So far, so not-so-good. Many of the too-big-to-fails reported fourth quarter results by now... and all are setting aside money to pay for legal expenses accrued from bad mortgage bets during the subprime debacle, and other bad investment decisions.

It really tore into the bottom line, some banks more than others.

So, taken together, which banks are suffering the most?

Bank of America (BAC) posted a record net income of $3.4 billion for the fourth quarter of 2013, and it was the dubious winner of paying the highest mortgage-related litigation expenses of any of the major banks HousingWire follows.

BA saw higher litigation expense reflecting the continued evaluation of legacy exposures largely related to residential mortgage-backed securities litigation.

Litigation expenses for the banking giant rose to $2.3 billion in the fourth quarter of 2013 from $1.1 billion in the third quarter of 2013 and $916 million in the fourth quarter of 2012, showing an increasing urgency to put these cases behind them.

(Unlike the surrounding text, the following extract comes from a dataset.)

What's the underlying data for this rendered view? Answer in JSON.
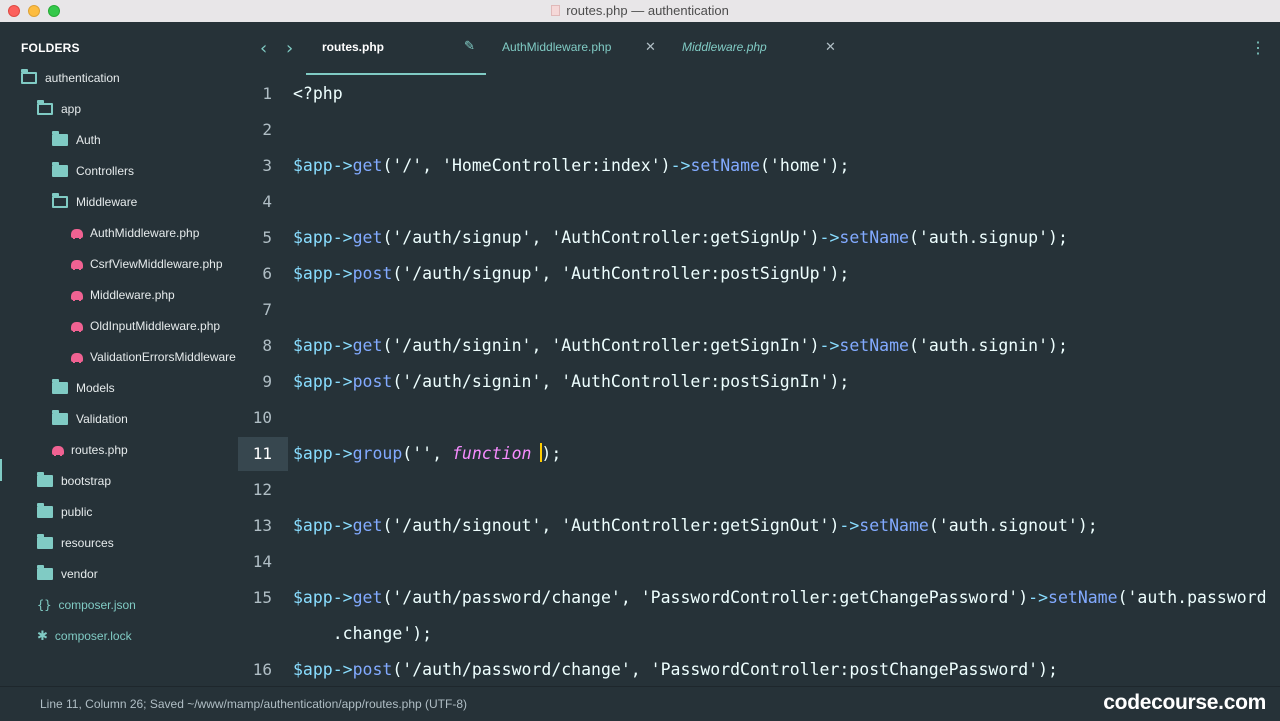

Morgan Stanley (MS), took the next biggest hit in the mortgage-related litigation cost sweepstakes.

Their fourth-quarter results include $1.2 billion of "additions to legal reserves for mortgage-related matters, specifically litigation and investigations related to residential mortgage-backed securities and the credit crisis."

In third place, JP Morgan (JPM) set aside $1.1 billion in legal expenses, plenty of which concerned its involvement with the Bernard Madoff Ponzi scheme settlement.

Goldman Sachs (GS) is in fourth place, where most of the $561 million the firm set aside for litigation involved mortgage operations.

Goldman says that provisions for litigation and regulatory proceedings for the fourth quarter of 2013 were $561 million, up 155% from $260 million for the fourth quarter of 2012.

Wells Fargo (WFC) seemed to be poised to put the most of the troubles behind them. Wells Fargo posted record earnings once again. Wells Fargo’s strong earnings results come shortly after the lender’s agreement with Fannie Mae on Dec. 30, 2013, which was fully covered through previously established mortgage repurchase accruals, that resolved substantially all repurchase liabilities related to loans sold to Fannie Mae that were originated prior to Jan. 1, 2009.